Parking dilemma revs up community

August 29, 2008 4:28:38 PM PDT
Parking for students at many Wake County high schools is tight, but nowhere is tighter than at Raleigh's Broughton High School.So school officials have come up with a plan to expand it. A plan that has some Broughton parents and alumni seeing red.

When it comes to history and education, few schools can top the storied tradition of Raleigh's Needham Broughton High School. And few schools can top Broughton when it comes to a parking mess.

"There's too many students and not enough spaces," parent Dena Harris said.

Harris pays $300 for her son to park in a private lot across from Broughton --an urban landlocked school with no place to grow.

Increased enrollment has also had another effect on parking. There used to be a big parking lot at Broughton, but much of it is filled with mobile classrooms to accommodate extra students."

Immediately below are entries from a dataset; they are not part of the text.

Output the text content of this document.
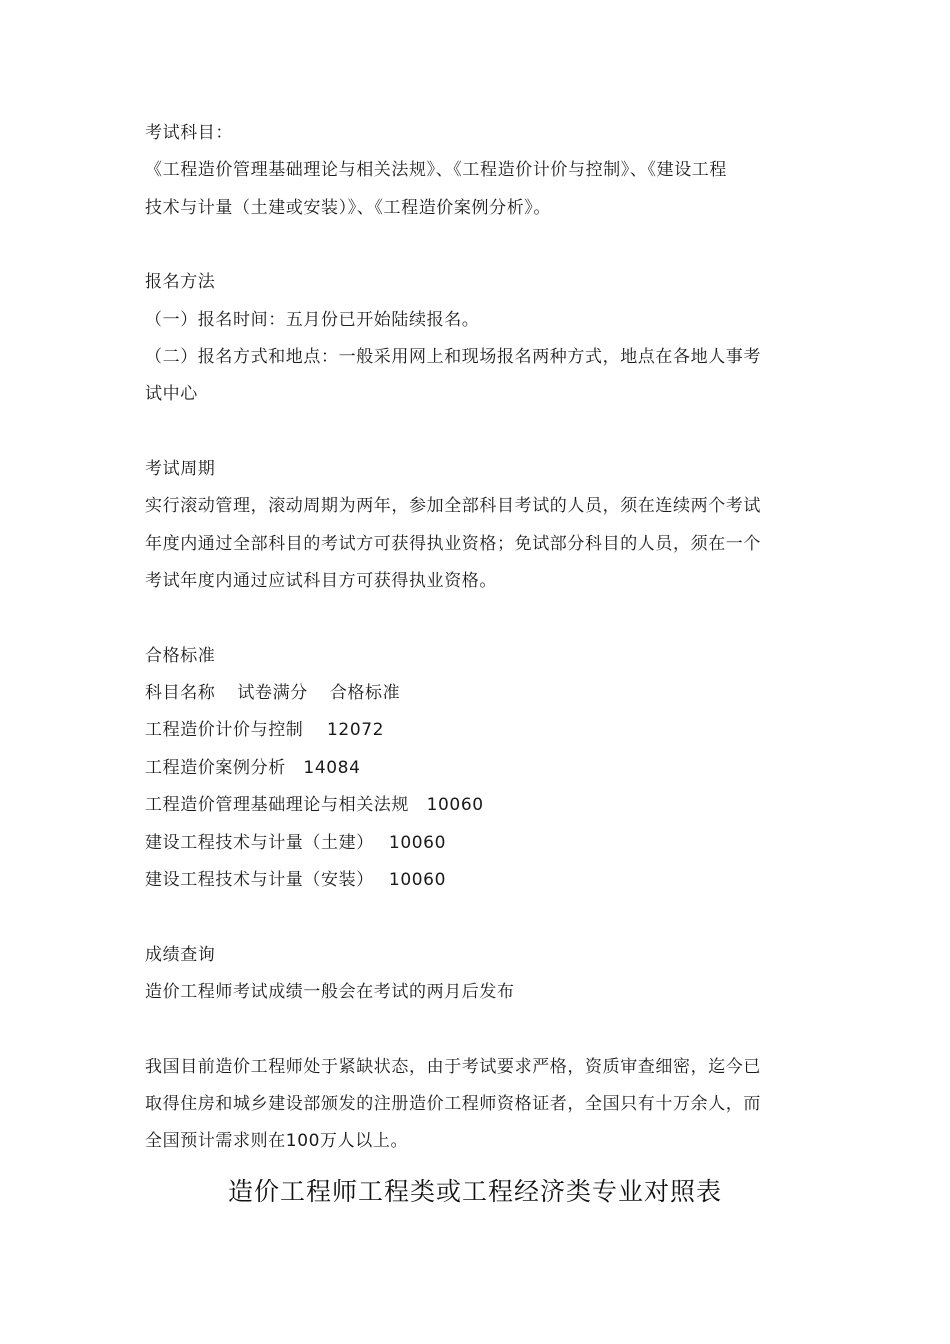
考试科目：
《工程造价管理基础理论与相关法规》、《工程造价计价与控制》、《建设工程
技术与计量（土建或安装）》、《工程造价案例分析》。
报名方法
（一）报名时间：五月份已开始陆续报名。
（二）报名方式和地点：一般采用网上和现场报名两种方式，地点在各地人事考
试中心
考试周期
实行滚动管理，滚动周期为两年，参加全部科目考试的人员，须在连续两个考试
年度内通过全部科目的考试方可获得执业资格；免试部分科目的人员，须在一个
考试年度内通过应试科目方可获得执业资格。
合格标准
科目名称 试卷满分 合格标准
工程造价计价与控制　 12072
工程造价案例分析　14084
工程造价管理基础理论与相关法规　10060
建设工程技术与计量（土建）　 10060
建设工程技术与计量（安装）　 10060
成绩查询
造价工程师考试成绩一般会在考试的两月后发布
我国目前造价工程师处于紧缺状态，由于考试要求严格，资质审查细密，迄今已
取得住房和城乡建设部颁发的注册造价工程师资格证者，全国只有十万余人，而
全国预计需求则在100万人以上。
造价工程师工程类或工程经济类专业对照表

So the school system has drawn up plans to add 131 parking spaces, spaces that would go in front of the school and displace much of the grass that's there now.

"No, absolutely not," Harris said. "We don't have enough parking, but it just wouldn't be the same."

The plans' designers say they only tried to do the best they could to solve the dilemma and at the same time respect Broughton's historic architecture.

"We're not surprised by opposition to it, but it needs to be discussed so the opportunities are there," said Michael Burriss with Wake County public schools.

Wake school officials point out that there are many parents and residents of Broughton's neighborhood that are in favor of the parking plan, but they also know that there's a legacy of power at Broughton.

"A lot of people here, you know, their parents came or their grandparents came," Harris said.

And a lot of those parents and grandparents are well connected and apparently a lot of them oppose the plan to tear up the lawn at Broughton.

Currently, it's up to the Raleigh Planning Commission to approve the next step for the Broughton parking plan.

The commission meets to consider the issue on Sept. 9.